One of these musicians was Chance the Rapper. The first time I met Chance was after a show he put on at my high school. The show was definitely a lowlight in his rapping career to say the least. The event was for my school’s trip to Paris in the spring, and my friend and I went to fill space in the auditorium because our mutual friend had organized the event and begged us to come. While walking out of the front doors Chance turned to me and my friend and handed us his mixed tape. He told us to have a listen and thanked us for coming to the show. I wasn’t particularly interested in the mixed tape, but knew that it was nice of him to come all the way to our high school to perform at a venue he probably dreaded going to weeks before. After our somewhat awkward encounter my friend and I ran into him again outside a Jimmy John’s. He was with some friends of ours from school, and came up to us and asked for a cigarette. We made small talk for a bit about what he was doing and how we liked high school. It was a polite but frank conversation, and afterwards we went our separate ways. I saw him a couple times at some SaveMoney parties that always got busted, and a few times at random parties around the city. I never really knew what his deal was, but one thing I knew was that he was passionate about what he did as an artist.

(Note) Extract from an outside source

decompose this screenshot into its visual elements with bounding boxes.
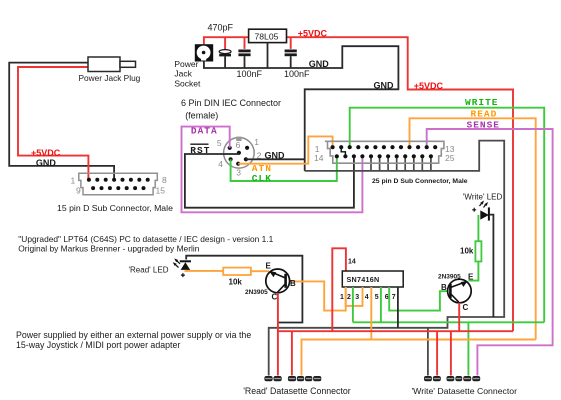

I never thought much else of Chance while in high school. He was just another kid “fighting the system” one square at a time. But now that I’ve left Chicago and reflected on my experiences in high school, I’ve realized how much the original minds I met have shaped my present perceptions of reality. I’m ultimately grateful to have witnessed young musicians make their mark not for fame or money, but because they love what they do.

Chance the Rapper’s Acid Rap is simply a product of his surroundings. His verses about Jones College Prep, tripping on acid, chilling with friends, and struggling with his mental complexities paint a blurry, but profound, picture of life in the chi. It’s not glamorized in any way, but simply presents reality as it is. The featured artists are fellow comrades in the Chicago rap scene, such as Vic Mensa from Kids These Days, and other rappers repping $aveMoney (check them out here). The album is flavorful, it’s real, and it treats the hell out of Chief Keef. Watch out for this guy, and watch out for Chicago’s music scene.

  • LukeAdirondack

    its easy to hate on chief keef and talk about what an idiot he is and whatnot, but there’s no way chance, or any of the many other young chicago rappers get anywhere near the attention they’re getting if Chief Sosa hadn’t brought the spotlight to the chi’s up and comers. Chance himself said as much in a pitchfork interview: “Keef came out in March of last year and put at least 20 or 30 other Chicago acts in the major limelight. He created something that the city is proud of.”
    Don’t hate on Keef, or discount what he’s done for Chicago hip-hop just because his lyrics aren’t what college kids are into.

    Also, its usually known as a “mixtape”.